Exome or whole-genome deep sequencing of tumor DNA along with paired normal DNA can
potentially provide a detailed picture of the somatic mutations that characterize
the tumor. However, analysis of such sequence data can be complicated by the presence
of normal cells in the tumor specimen, by intratumor heterogeneity, and by the sheer
size of the raw data. In particular, determination of copy number variations from
exome sequencing data alone has proven difficult; thus, single nucleotide polymorphism
(SNP) arrays have often been used for this task. Recently, algorithms to estimate
absolute, but not allele-specific, copy number profiles from tumor sequencing data
have been described.We developed Sequenza, a software package that uses paired tumor-normal
DNA sequencing data to estimate tumor cellularity and ploidy, and to calculate allele-specific
copy number profiles and mutation profiles. We applied Sequenza, as well as two previously
published algorithms, to exome sequence data from 30 tumors from The Cancer Genome
Atlas. We assessed the performance of these algorithms by comparing their results
with those generated using matched SNP arrays and processed by the allele-specific
copy number analysis of tumors (ASCAT) algorithm.Comparison between Sequenza/exome
and SNP/ASCAT revealed strong correlation in cellularity (Pearson's r = 0.90) and
ploidy estimates (r = 0.42, or r = 0.94 after manual inspecting alternative solutions).

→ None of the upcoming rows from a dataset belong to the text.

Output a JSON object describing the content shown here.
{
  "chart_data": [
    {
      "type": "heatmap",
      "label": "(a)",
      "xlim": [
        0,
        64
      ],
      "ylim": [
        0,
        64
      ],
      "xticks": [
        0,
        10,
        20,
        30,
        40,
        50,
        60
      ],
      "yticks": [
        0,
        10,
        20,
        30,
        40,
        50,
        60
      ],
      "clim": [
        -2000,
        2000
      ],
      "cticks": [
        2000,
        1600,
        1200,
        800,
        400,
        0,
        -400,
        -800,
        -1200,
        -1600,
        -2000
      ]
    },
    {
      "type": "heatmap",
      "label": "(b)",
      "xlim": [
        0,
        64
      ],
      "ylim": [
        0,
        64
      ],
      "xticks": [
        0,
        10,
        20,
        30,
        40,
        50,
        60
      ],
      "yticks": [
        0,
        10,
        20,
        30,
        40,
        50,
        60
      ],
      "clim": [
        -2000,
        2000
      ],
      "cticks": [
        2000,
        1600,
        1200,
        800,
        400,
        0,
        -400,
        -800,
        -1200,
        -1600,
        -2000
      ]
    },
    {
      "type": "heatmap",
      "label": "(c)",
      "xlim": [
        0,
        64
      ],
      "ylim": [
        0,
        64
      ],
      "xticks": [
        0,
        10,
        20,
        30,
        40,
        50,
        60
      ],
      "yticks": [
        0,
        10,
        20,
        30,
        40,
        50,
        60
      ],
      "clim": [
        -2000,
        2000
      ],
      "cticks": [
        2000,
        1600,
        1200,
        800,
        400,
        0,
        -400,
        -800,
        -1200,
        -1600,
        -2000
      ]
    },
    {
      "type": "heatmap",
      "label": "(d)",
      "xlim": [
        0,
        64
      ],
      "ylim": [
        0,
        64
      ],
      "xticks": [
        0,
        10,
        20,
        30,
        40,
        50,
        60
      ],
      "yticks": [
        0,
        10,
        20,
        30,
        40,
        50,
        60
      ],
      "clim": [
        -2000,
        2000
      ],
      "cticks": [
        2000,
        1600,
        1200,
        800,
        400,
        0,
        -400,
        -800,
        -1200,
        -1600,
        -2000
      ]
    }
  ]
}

This performance was noticeably superior to previously published algorithms. In addition,
in artificial data simulating normal-tumor admixtures, Sequenza detected the correct
ploidy in samples with tumor content as low as 30%.The agreement between Sequenza
and SNP array-based copy number profiles suggests that exome sequencing alone is sufficient
not only for identifying small scale mutations but also for estimating cellularity
and inferring DNA copy number aberrations.